The intellectual environment in which Beethoven created is provided by German thinking of the 18th and 19th centuries, which explores the independence of the human spirit, reason, and volition. This attitude permeated Beethoven, who stated in a letter from 1819 that:
Freedom and progress are our true aim in the world of art, just as in the great creation at large.
We must consider a peculiar process by which Beethoven's music came to be perceived as the movement of the will itself if we are to comprehend how the sounds of his music convey this concept of freedom.

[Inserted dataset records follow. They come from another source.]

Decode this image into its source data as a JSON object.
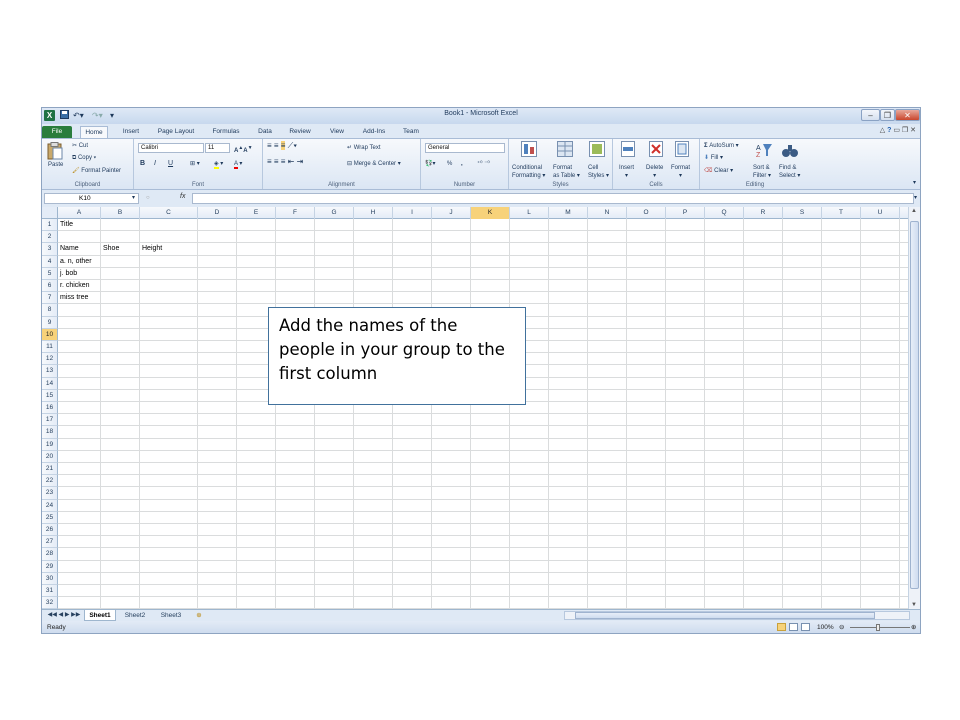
{
  "window": {
    "title": "Book1 - Microsoft Excel",
    "app_icon": "X"
  },
  "tabs": [
    "File",
    "Home",
    "Insert",
    "Page Layout",
    "Formulas",
    "Data",
    "Review",
    "View",
    "Add-Ins",
    "Team"
  ],
  "ribbon": {
    "clipboard": {
      "paste": "Paste",
      "cut": "Cut",
      "copy": "Copy",
      "format_painter": "Format Painter",
      "label": "Clipboard"
    },
    "font": {
      "name": "Calibri",
      "size": "11",
      "bold": "B",
      "italic": "I",
      "underline": "U",
      "label": "Font"
    },
    "alignment": {
      "wrap": "Wrap Text",
      "merge": "Merge & Center",
      "label": "Alignment"
    },
    "number": {
      "format": "General",
      "percent": "%",
      "comma": ",",
      "label": "Number"
    },
    "styles": {
      "conditional": "Conditional",
      "conditional2": "Formatting",
      "format_as": "Format",
      "format_as2": "as Table",
      "cell": "Cell",
      "cell2": "Styles",
      "label": "Styles"
    },
    "cells": {
      "insert": "Insert",
      "delete": "Delete",
      "format": "Format",
      "label": "Cells"
    },
    "editing": {
      "autosum": "AutoSum",
      "fill": "Fill",
      "clear": "Clear",
      "sort": "Sort &",
      "sort2": "Filter",
      "find": "Find &",
      "find2": "Select",
      "label": "Editing"
    }
  },
  "formula_bar": {
    "name_box": "K10",
    "fx": "fx",
    "value": ""
  },
  "grid": {
    "columns": [
      "A",
      "B",
      "C",
      "D",
      "E",
      "F",
      "G",
      "H",
      "I",
      "J",
      "K",
      "L",
      "M",
      "N",
      "O",
      "P",
      "Q",
      "R",
      "S",
      "T",
      "U"
    ],
    "rows": [
      "1",
      "2",
      "3",
      "4",
      "5",
      "6",
      "7",
      "8",
      "9",
      "10",
      "11",
      "12",
      "13",
      "14",
      "15",
      "16",
      "17",
      "18",
      "19",
      "20",
      "21",
      "22",
      "23",
      "24",
      "25",
      "26",
      "27",
      "28",
      "29",
      "30",
      "31",
      "32"
    ],
    "selected_column": "K",
    "selected_row": "10",
    "cells": {
      "A1": "Title",
      "A3": "Name",
      "B3": "Shoe",
      "C3": "Height",
      "A4": "a. n, other",
      "A5": "j. bob",
      "A6": "r. chicken",
      "A7": "miss tree"
    }
  },
  "sheets": [
    "Sheet1",
    "Sheet2",
    "Sheet3"
  ],
  "status": {
    "ready": "Ready",
    "zoom": "100%"
  },
  "callout": {
    "text": "Add the names of the people in your group to the first column"
  }
}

Beethoven's insertion of the "Ode to Joy" in the Ninth Symphony—the first instance of choral music in a symphony—is, of course, the place where his legacy of creative freedom is most apparent or remembered. Some people believe that Beethoven's orchestral adaptation of Friedrich Schiller's text conveys a childlike enthusiasm in human solidarity and fraternity.
The chorus of the symphony also commemorates the world's encounter with its creator, who "certainly dwells amid the stars." This illustration is frequently linked to Beethoven's notebook entry from February 1820:
The moral law within us and above us the starry sky. Kant!!!
Beethoven's music still revolves on the concept of free choice. So, 250 years after Beethoven's birth, his music still gives listeners a sense of freedom that they may feel or hear in the depths of their souls. The fundamental sound of human freedom—the freedom of our minds, spirits, or consciousness—can be heard in Beethoven's music.